The rapid development of transcriptome sequencing technology has enabled the massive development of SSR markers51,52. In total, 64,327 SSRs were identified from 45,319 SSR-containing sequences, and the average frequency of SSRs was one in 2.67 kb. Among the six types of repeat motifs, dinucleotide repeats were the most abundant. In the present study, the most frequent mono-, di-, and tri-nucleotide motifs were A/T, AG/CT and GAA/TTC, respectively, which was consistent with the results of studies in non-heading Chinese cabbage53, rubber tree54 and radish55. CT/AG/GA/TC were the most abundant motifs, accounting for 92.11% of the total dinucleotide repeats.
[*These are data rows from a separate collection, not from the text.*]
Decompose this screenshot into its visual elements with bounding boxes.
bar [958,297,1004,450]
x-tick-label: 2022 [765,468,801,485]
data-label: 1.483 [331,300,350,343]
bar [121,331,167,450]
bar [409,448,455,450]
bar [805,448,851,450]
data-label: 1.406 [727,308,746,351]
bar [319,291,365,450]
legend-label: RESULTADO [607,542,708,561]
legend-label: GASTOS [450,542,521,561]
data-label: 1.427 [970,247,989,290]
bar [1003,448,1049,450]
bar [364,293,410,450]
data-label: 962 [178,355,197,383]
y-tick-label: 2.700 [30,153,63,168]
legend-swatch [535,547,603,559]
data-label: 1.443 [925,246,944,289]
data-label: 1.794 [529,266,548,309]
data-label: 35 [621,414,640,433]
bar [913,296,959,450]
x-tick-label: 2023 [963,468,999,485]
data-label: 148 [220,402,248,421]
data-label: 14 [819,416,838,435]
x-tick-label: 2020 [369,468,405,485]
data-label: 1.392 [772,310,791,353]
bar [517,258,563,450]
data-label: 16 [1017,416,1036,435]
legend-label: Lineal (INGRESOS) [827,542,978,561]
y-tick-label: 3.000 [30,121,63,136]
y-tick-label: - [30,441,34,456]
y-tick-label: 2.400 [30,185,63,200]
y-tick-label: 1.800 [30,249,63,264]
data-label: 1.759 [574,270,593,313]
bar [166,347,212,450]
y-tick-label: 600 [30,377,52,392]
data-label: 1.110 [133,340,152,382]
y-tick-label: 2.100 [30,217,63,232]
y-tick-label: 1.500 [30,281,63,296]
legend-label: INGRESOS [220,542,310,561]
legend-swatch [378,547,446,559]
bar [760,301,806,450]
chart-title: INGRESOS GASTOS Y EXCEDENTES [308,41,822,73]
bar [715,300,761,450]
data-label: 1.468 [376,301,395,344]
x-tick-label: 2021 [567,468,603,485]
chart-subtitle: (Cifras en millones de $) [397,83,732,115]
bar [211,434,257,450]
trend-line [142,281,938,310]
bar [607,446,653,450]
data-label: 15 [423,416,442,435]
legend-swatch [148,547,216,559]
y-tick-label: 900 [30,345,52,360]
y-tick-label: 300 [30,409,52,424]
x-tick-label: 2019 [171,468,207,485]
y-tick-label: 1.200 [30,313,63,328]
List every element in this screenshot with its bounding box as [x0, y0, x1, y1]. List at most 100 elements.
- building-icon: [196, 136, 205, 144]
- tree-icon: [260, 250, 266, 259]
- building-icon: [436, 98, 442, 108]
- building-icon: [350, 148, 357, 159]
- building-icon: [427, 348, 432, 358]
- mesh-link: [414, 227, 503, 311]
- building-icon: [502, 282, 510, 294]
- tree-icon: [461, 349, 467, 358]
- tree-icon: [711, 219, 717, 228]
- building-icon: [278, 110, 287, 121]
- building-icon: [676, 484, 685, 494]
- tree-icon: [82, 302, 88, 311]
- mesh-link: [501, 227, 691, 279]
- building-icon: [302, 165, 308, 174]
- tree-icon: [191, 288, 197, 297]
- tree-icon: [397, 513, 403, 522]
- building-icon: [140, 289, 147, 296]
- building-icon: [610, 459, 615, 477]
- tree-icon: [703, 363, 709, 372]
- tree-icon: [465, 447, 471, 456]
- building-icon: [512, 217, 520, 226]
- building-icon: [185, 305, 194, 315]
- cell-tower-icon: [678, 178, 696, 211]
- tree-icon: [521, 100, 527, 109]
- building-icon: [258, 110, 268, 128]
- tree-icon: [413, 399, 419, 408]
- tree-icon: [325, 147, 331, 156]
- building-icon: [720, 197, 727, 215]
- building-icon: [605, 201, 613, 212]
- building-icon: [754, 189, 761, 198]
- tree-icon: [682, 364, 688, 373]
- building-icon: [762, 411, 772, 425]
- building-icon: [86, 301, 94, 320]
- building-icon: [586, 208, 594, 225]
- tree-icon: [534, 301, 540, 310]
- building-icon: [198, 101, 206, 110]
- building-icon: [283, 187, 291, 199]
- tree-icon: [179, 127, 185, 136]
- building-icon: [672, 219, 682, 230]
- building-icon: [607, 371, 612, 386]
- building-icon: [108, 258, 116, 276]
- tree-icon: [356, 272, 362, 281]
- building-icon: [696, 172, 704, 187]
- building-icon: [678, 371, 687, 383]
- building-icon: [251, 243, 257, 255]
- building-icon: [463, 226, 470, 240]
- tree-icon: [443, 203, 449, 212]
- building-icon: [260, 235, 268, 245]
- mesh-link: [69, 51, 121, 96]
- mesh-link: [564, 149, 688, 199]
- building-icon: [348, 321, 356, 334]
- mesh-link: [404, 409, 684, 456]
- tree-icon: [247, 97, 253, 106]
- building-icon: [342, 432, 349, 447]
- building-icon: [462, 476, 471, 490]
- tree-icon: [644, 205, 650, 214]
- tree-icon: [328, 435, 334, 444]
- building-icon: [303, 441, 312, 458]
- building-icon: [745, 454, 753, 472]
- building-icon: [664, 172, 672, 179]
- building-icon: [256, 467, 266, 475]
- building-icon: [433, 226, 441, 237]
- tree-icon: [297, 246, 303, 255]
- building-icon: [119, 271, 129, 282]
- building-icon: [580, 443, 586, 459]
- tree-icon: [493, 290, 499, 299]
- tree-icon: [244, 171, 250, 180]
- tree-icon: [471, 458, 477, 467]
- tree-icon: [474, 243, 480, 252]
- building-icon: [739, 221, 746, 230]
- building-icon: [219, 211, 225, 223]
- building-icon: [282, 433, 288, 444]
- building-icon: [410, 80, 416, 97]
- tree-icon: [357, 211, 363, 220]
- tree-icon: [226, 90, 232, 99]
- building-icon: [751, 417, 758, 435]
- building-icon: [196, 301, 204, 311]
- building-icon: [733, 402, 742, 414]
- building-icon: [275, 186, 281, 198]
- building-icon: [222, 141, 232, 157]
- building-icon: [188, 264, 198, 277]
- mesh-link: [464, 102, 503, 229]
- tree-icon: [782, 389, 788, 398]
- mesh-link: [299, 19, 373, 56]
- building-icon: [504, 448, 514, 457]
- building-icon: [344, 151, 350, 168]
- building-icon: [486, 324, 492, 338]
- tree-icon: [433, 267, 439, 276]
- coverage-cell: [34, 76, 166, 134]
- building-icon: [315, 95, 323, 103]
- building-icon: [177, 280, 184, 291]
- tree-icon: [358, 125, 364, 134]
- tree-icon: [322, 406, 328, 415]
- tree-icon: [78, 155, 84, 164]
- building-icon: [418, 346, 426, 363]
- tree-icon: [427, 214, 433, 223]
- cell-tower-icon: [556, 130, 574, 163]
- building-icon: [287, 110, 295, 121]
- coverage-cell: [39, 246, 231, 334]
CT repeats are typically found in transcribed regions that may be involved in antisense transcription and play a role in gene regulation56,57. Furthermore, the most abundant mononucleotide motif was A/T, which is thought to be frequent in the genomic sequences of plants58. SSR abundance varies among different plant species in different studies. Repeat units of 10, 6, 11, 7, and 5 in SSR sequences accounted for 51.98% of the total SSRs. A total of 150 pairs of PCR primers were designed, and 127 primer pairs successfully amplified PCR products. The failure of 23 primer pairs to achieve amplification might have resulted from the targeting of amplicons with large introns, primers positioned across splice sites or chimeric primers. These results suggested that the development of SSR markers based on R. lapponicum transcripts obtained from PacBio SMRT sequencing is an effective and feasible approach. The newly developed SSR markers from our study will provide a valuable genetic tool that be used in studies on genetic diversity, comparative genomics, gene mapping, and population genetics and other types of genetic studies in rhododendron.

In conclusion, we analysed the full-length transcriptome of R. lapponicum by using the PacBio SMRT sequencing technology. This study represents the first the third-generation long-read transcriptome sequencing of R. lapponicum. Based on the obtained transcriptome data, 7,140 AS events, 2,011 lncRNAs, 55,255 complete ORFs and 3,150 TF members were identified. A total of 96 transcripts were identified coding for the enzymes associated with anthocyanin synthesis. In addition, 64,327 SSRs were detected, and 150 primer pairs were randomly selected to develop SSR markers. The obtained transcriptome data may facilitate further genetic studies on R. lapponicum.